Thank you for given us the opprtunity to speak of what think if the platform. For me it has a great importance as it connects people, expert or aspirants in gender and evaluation. Webinars and other onlines activities add value to the members' knowledge. Sharing informations on National Evaluation Societies or associations is part of capacity building activites together with online or face to face trainings. 

As members we should vote more time to take advantage of the plateform more than we do know.

Hi Monika, 

I am based in Delhi, India. This platform helps me learn a lot. I look for new  information,  knowledge, methods, approaches, strategies  and practices in the area of gender evaluation and try to learn from other's work. This is a great platform for that and I try following discussions as much as possible. I am not a very active member or great contributer, though.

Thank you so much.

Sindhu

The experience has been productive for me. I have had the opportunity to learn from others and also to share my knowledge, experience and results of my work.

Its through being a member of this community that I was able to meet other colleagues physically in Greece during theEES conference after Rituu Nanda took the initiative to search for us all and made sure we get to know each other. Thank you Rituu.

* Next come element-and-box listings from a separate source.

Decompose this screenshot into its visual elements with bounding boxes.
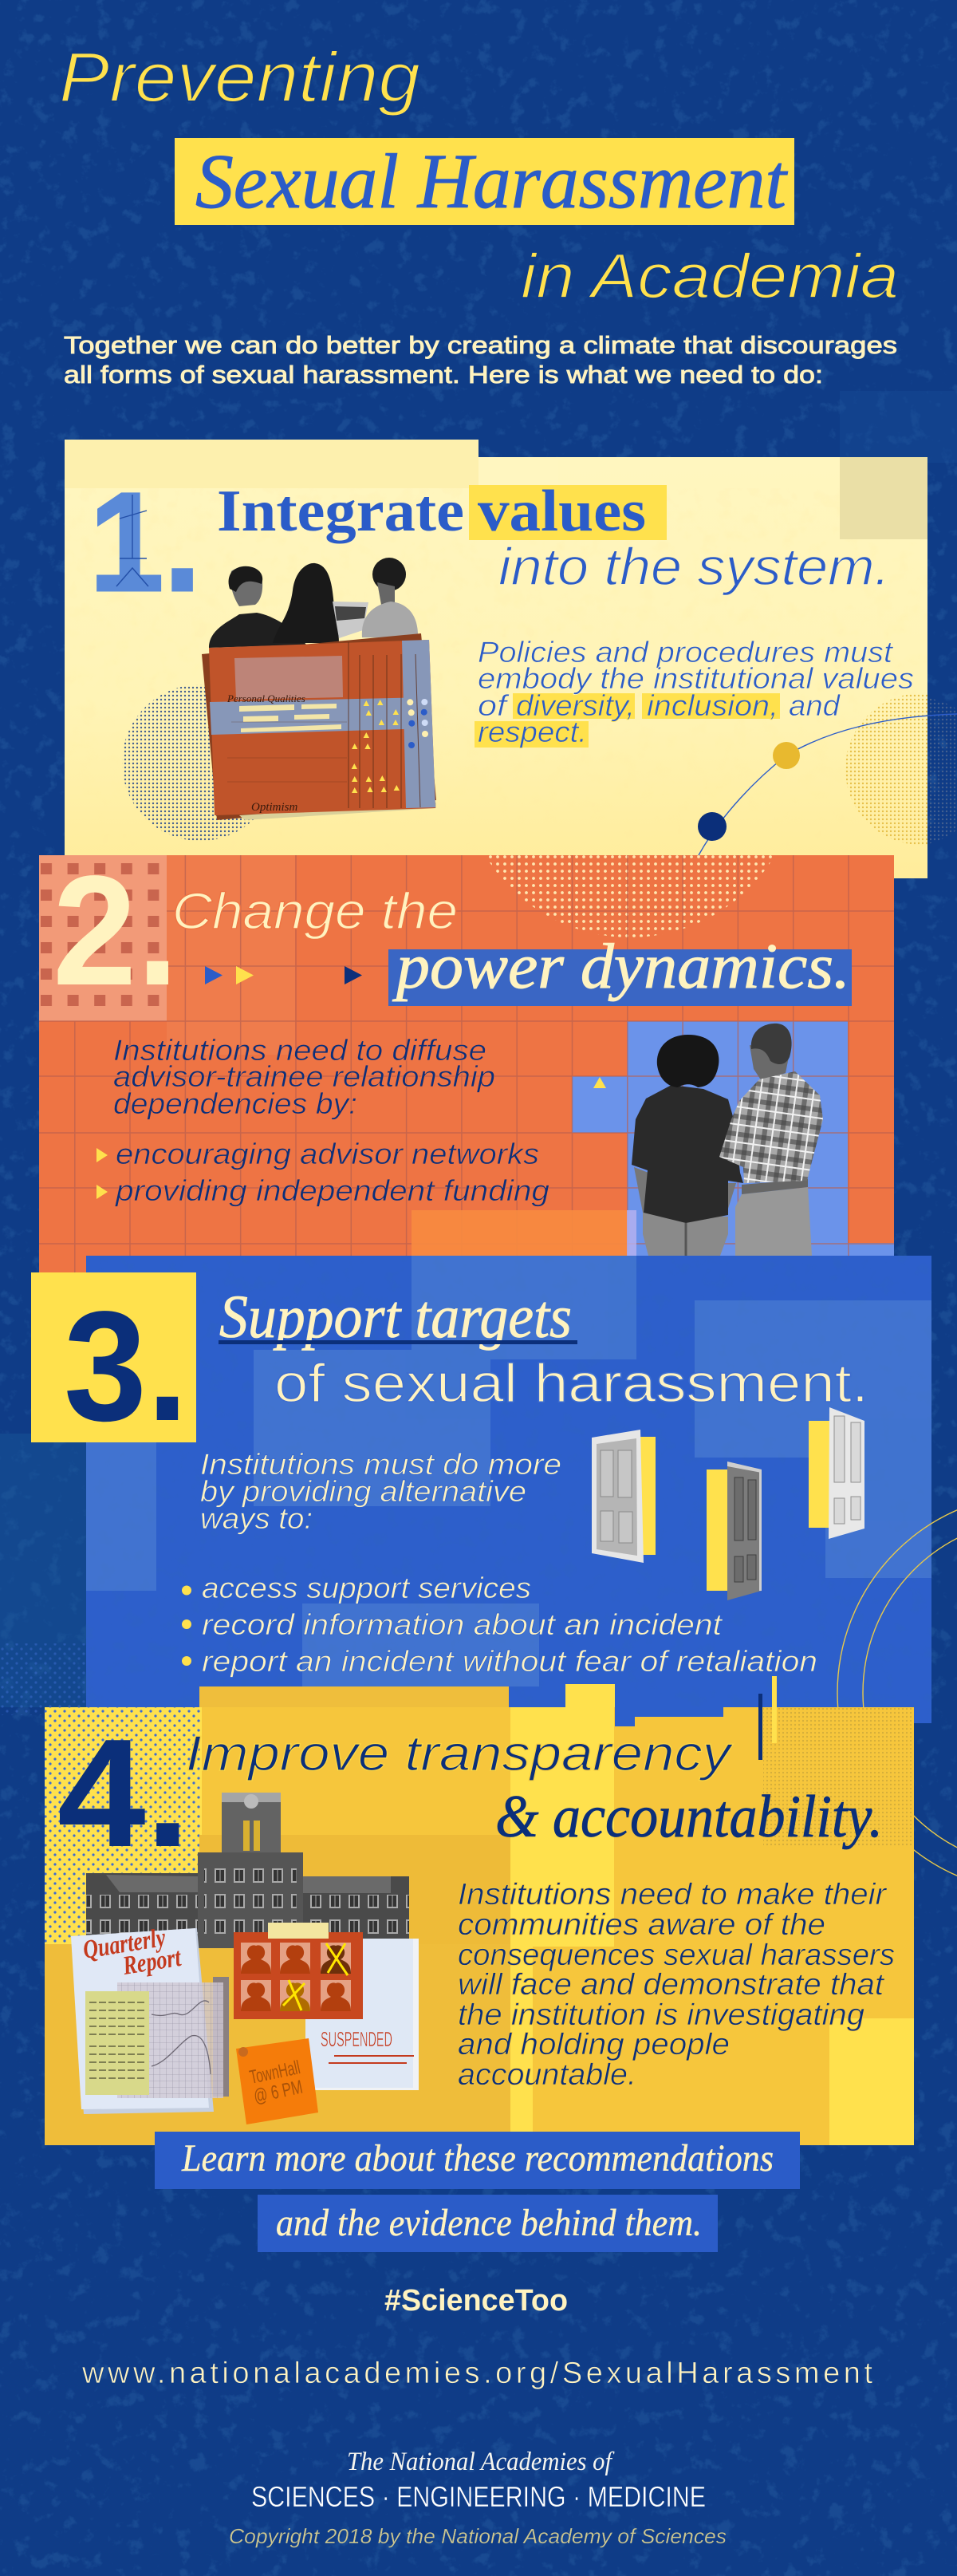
bullet list: encouraging advisor networks bbox=[116, 1138, 539, 1170]
intro text: all forms of sexual harassment. Here is what we need to do: bbox=[64, 361, 823, 389]
heading: power dynamics: power dynamics. bbox=[392, 932, 850, 1002]
yellow triangle bbox=[593, 1077, 606, 1088]
body text: accountable. bbox=[458, 2058, 636, 2092]
numeral 2: 2. bbox=[53, 843, 179, 1018]
record card bbox=[202, 633, 436, 820]
footer: organisation and copyright: The National Academies of bbox=[347, 2448, 615, 2476]
body text: policies: and bbox=[789, 689, 841, 722]
body text: ways to: bbox=[200, 1502, 313, 1535]
dotted circle right bbox=[845, 693, 957, 845]
body text: consequences sexual harassers bbox=[458, 1939, 895, 1972]
heading: of sexual harassment: of sexual harassment. bbox=[274, 1353, 868, 1414]
dotted circle left bbox=[122, 684, 278, 841]
call to action: learn more bbox=[155, 2132, 800, 2252]
body text: will face and demonstrate that bbox=[458, 1968, 885, 2002]
banner line 2: and the evidence behind them. bbox=[276, 2202, 702, 2244]
panel 4: improve transparency bbox=[45, 1676, 914, 2145]
heading: Integrate values into the system: into the system. bbox=[498, 537, 890, 596]
body text bbox=[200, 1448, 561, 1535]
bullet list bbox=[96, 1138, 549, 1207]
body text: Institutions need to diffuse bbox=[113, 1034, 486, 1067]
pattern block bbox=[39, 855, 167, 1021]
illustration: quarterly report bbox=[71, 1923, 229, 2114]
decorative arcs bbox=[837, 1493, 957, 1892]
bullet list: record information about an incident bbox=[202, 1608, 723, 1641]
body text: dependencies by: bbox=[113, 1087, 357, 1120]
icon: door 2 bbox=[707, 1462, 762, 1600]
body text: advisor-trainee relationship bbox=[113, 1060, 495, 1093]
body text bbox=[113, 1034, 495, 1120]
bullet list bbox=[182, 1572, 817, 1678]
man bbox=[719, 1024, 823, 1256]
panel 3: support targets bbox=[31, 1256, 931, 1723]
illustration: quarterly report: Quarterly bbox=[81, 1923, 167, 1965]
orange overlay bbox=[412, 1210, 627, 1256]
skyline blocks bbox=[199, 1684, 615, 1710]
intro text: Together we can do better by creating a climate that discourages bbox=[64, 331, 897, 359]
body text: the institution is investigating bbox=[458, 1998, 864, 2032]
illustration: campus building bbox=[86, 1793, 409, 1948]
title line: Preventing: Preventing bbox=[59, 37, 420, 116]
bullet list: providing independent funding bbox=[115, 1174, 549, 1207]
body text bbox=[458, 1878, 895, 2092]
body text: by providing alternative bbox=[200, 1475, 526, 1508]
colour blocks bbox=[45, 1707, 914, 2145]
footer: organisation and copyright: SCIENCES · ENGINEERING · MEDICINE bbox=[251, 2480, 706, 2513]
illustration: suspended notice bbox=[305, 1939, 419, 2090]
illustration: photo board bbox=[234, 1923, 363, 2019]
body text: Institutions must do more bbox=[200, 1448, 561, 1481]
intro text bbox=[64, 331, 897, 389]
laptop bbox=[333, 602, 368, 638]
heading: accountability: & accountability. bbox=[495, 1784, 883, 1850]
body text: policies: inclusion, bbox=[647, 689, 778, 722]
person: woman with braids bbox=[273, 563, 339, 643]
numeral 3 box: 3. bbox=[64, 1279, 188, 1454]
banner line 1 bbox=[155, 2132, 800, 2189]
body text: communities aware of the bbox=[458, 1908, 825, 1942]
blue block bbox=[572, 1021, 894, 1256]
bullet list: report an incident without fear of retaliation bbox=[202, 1645, 817, 1678]
heading: Change the: Change the bbox=[172, 882, 458, 940]
vertical bars bbox=[758, 1676, 777, 1760]
arrows bbox=[205, 966, 362, 984]
title highlight: Sexual Harassment: Sexual Harassment bbox=[195, 139, 788, 224]
icon: door 1 bbox=[592, 1430, 656, 1563]
illustration: people behind a record card bbox=[202, 558, 436, 820]
record card: Personal Qualities bbox=[226, 692, 305, 704]
body text: policies: of bbox=[478, 689, 510, 722]
body text: policies: Policies and procedures must bbox=[478, 636, 894, 669]
panel 1: integrate values bbox=[65, 440, 957, 878]
footer: organisation and copyright: Copyright 2018 by the National Academy of Sciences bbox=[229, 2524, 727, 2548]
heading: Improve transparency: Improve transparency bbox=[186, 1726, 734, 1781]
person: man bbox=[209, 566, 306, 648]
illustration: sticky note bbox=[236, 2038, 318, 2124]
notch cut from panel top bbox=[615, 1706, 723, 1726]
person: woman in grey bbox=[362, 558, 418, 638]
illustration: sticky note: @ 6 PM bbox=[252, 2077, 305, 2108]
woman bbox=[632, 1035, 743, 1256]
illustration: sticky note: TownHall bbox=[248, 2057, 302, 2089]
heading: Integrate values into the system: Integrate bbox=[217, 479, 464, 544]
banner line 1: Learn more about these recommendations bbox=[181, 2137, 774, 2180]
heading: Support targets: Support targets bbox=[219, 1284, 572, 1351]
body text: policies bbox=[475, 636, 914, 748]
panel 2: change the power dynamics bbox=[39, 855, 894, 1272]
banner line 2 bbox=[258, 2195, 718, 2252]
body text: policies: embody the institutional values bbox=[478, 662, 914, 695]
bullet list: access support services bbox=[202, 1572, 531, 1604]
orbit arc with dots bbox=[698, 714, 957, 855]
people: couple seen from behind bbox=[632, 1024, 823, 1256]
illustration: quarterly report: Report bbox=[120, 1943, 183, 1981]
body text: policies: respect. bbox=[478, 716, 587, 748]
hashtag: #ScienceToo bbox=[384, 2284, 568, 2318]
heading: Integrate values into the system: values bbox=[478, 479, 646, 544]
body text: and holding people bbox=[458, 2028, 730, 2061]
numeral 4: 4. bbox=[57, 1706, 190, 1879]
title bbox=[59, 37, 899, 311]
website url: www.nationalacademies.org/SexualHarassment bbox=[81, 2357, 872, 2390]
heading: Integrate values into the system bbox=[217, 479, 890, 596]
dotted semicircle bbox=[489, 855, 772, 937]
numeral 1: 1. bbox=[89, 464, 201, 621]
icon: door 3 bbox=[809, 1407, 864, 1539]
body text: policies: diversity, bbox=[516, 689, 635, 722]
title line: in Academia: in Academia bbox=[521, 240, 899, 311]
record card: Optimism bbox=[251, 801, 298, 814]
illustration: suspended notice: SUSPENDED bbox=[321, 2027, 392, 2051]
body text: Institutions need to make their bbox=[458, 1878, 887, 1911]
footer: organisation and copyright bbox=[229, 2448, 727, 2548]
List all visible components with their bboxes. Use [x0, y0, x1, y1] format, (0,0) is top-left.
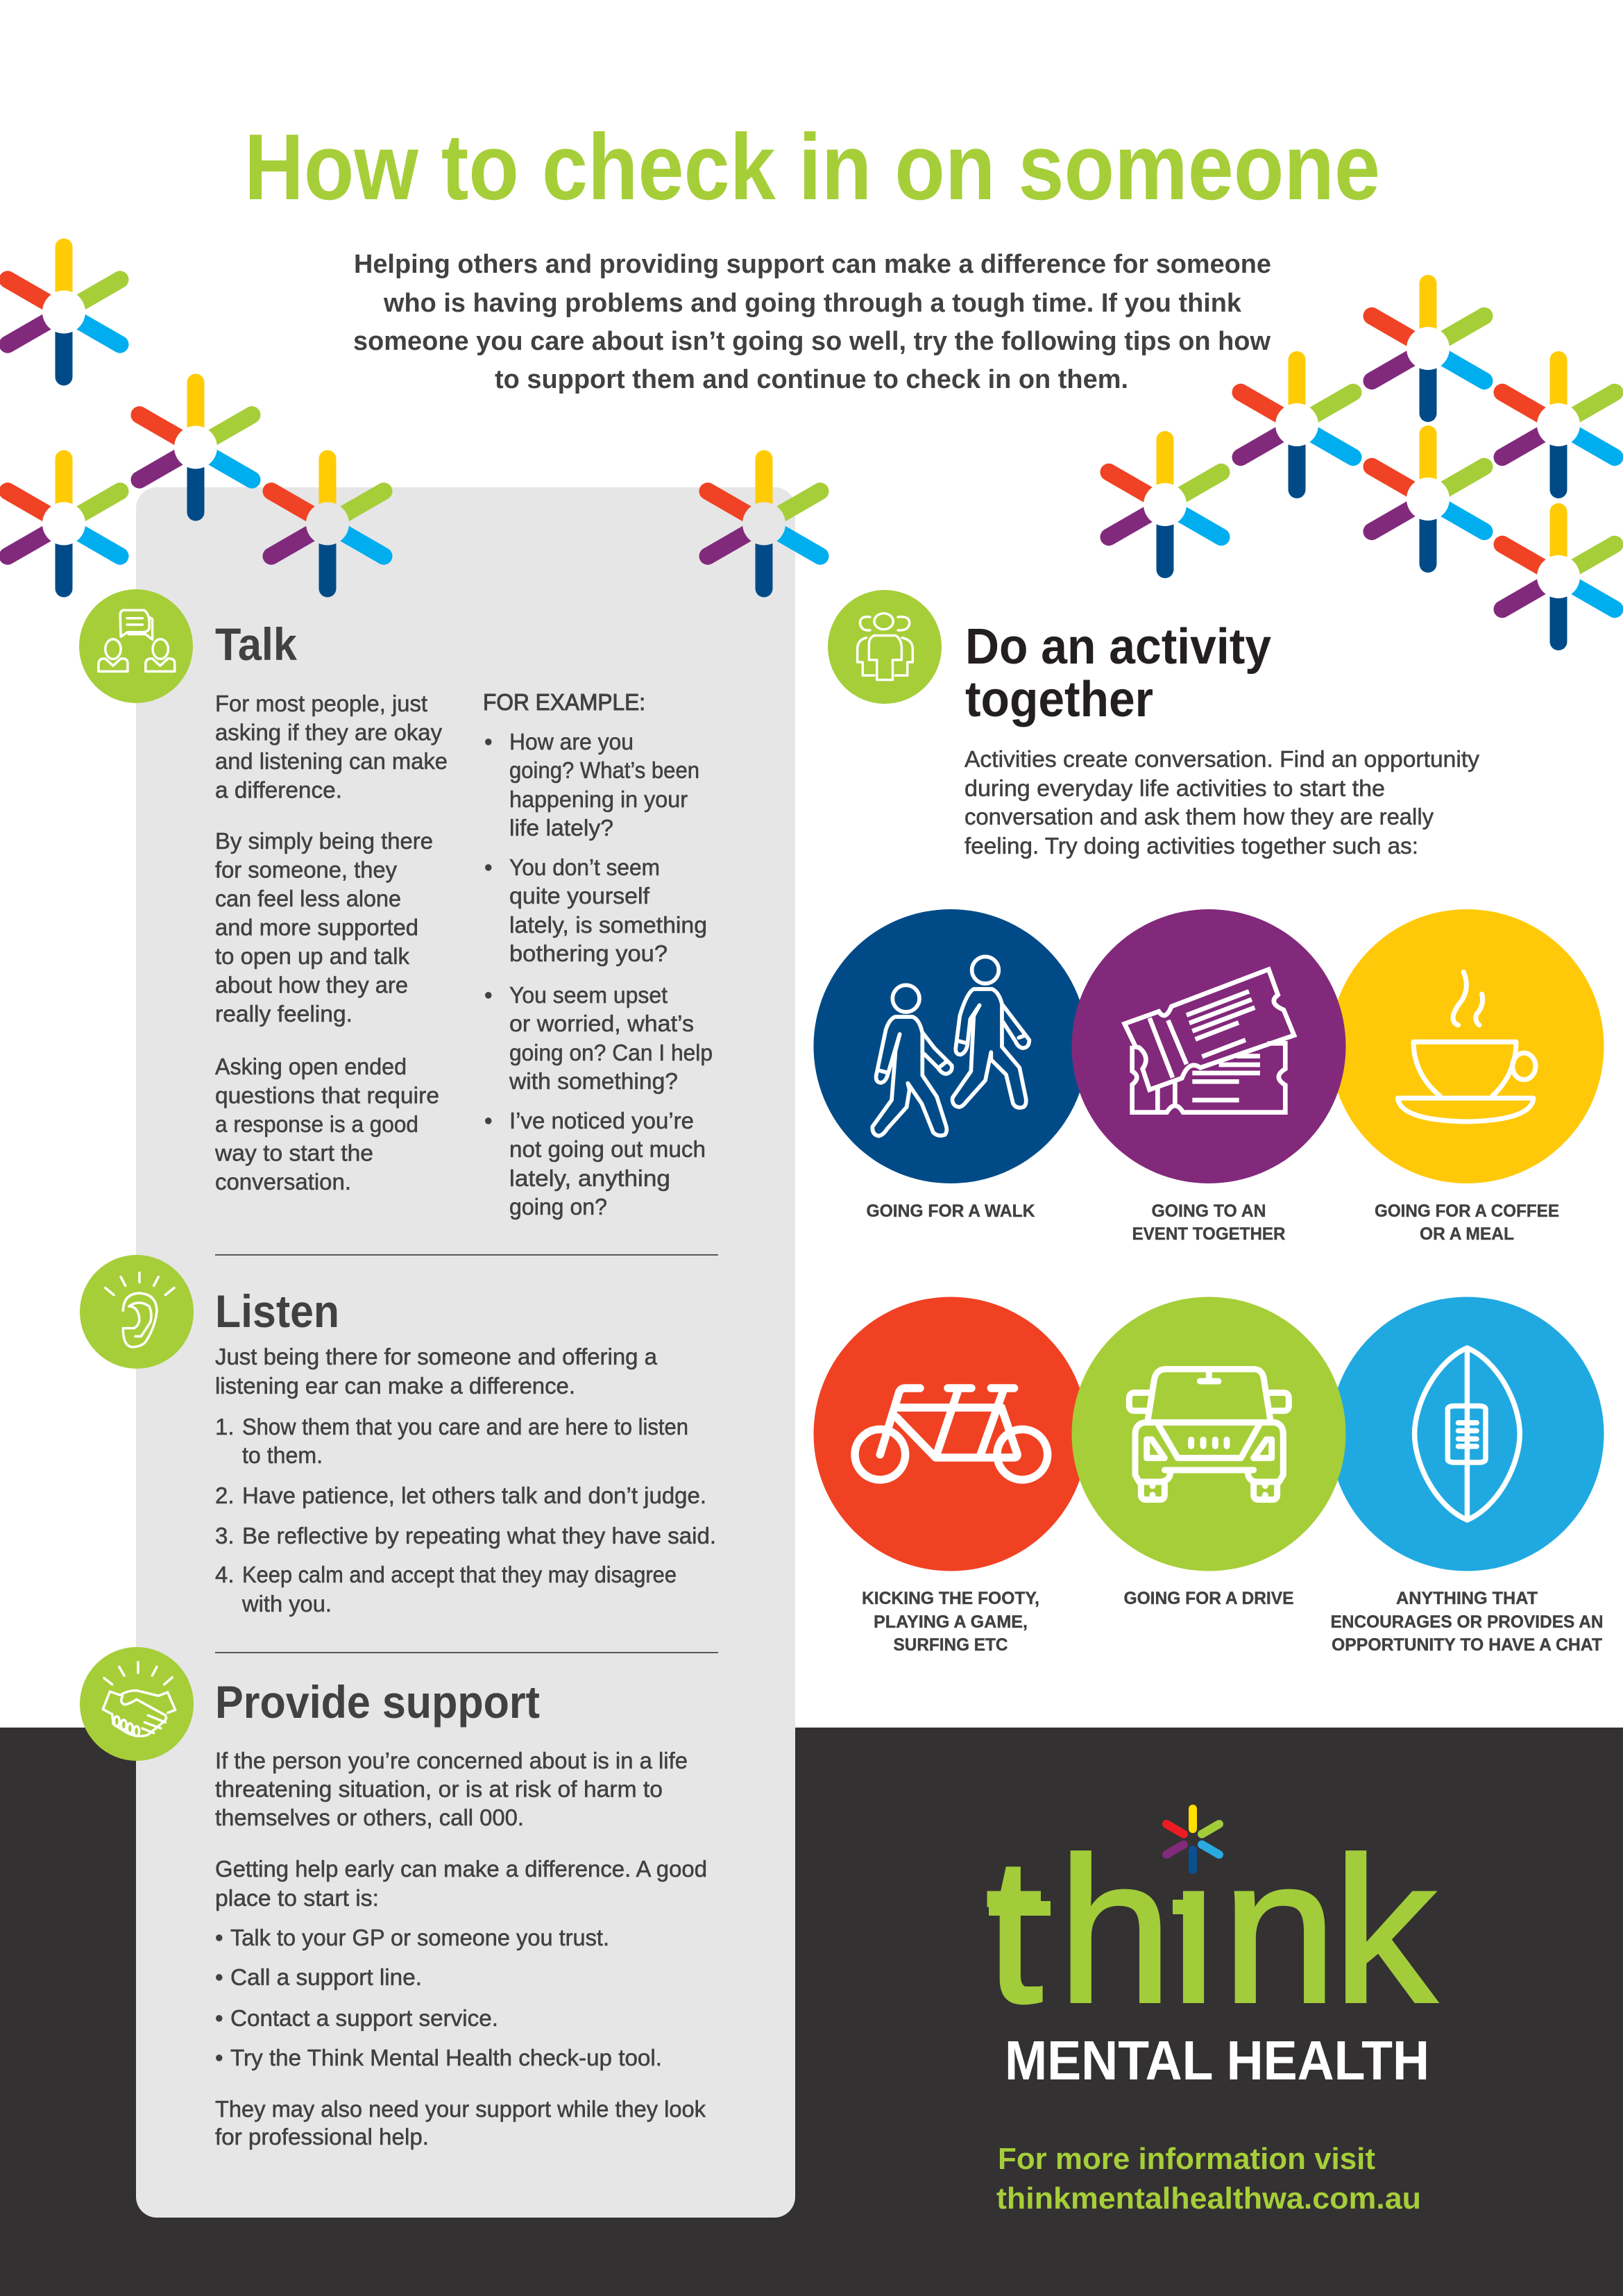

The resources generously shared, have also been of great help professionally.

Very grateful to this community for the willingness to connect, assist, and advice on a research project/journalism trip to Kabul this summer. Got great feedback and an openness from community members to share advice!

 Reply by Prakash Kumar yesterday 

It is really great platform to understand contemporary issue and challenges of evaluation and also sharing workshops, conferences, and opportunities as well.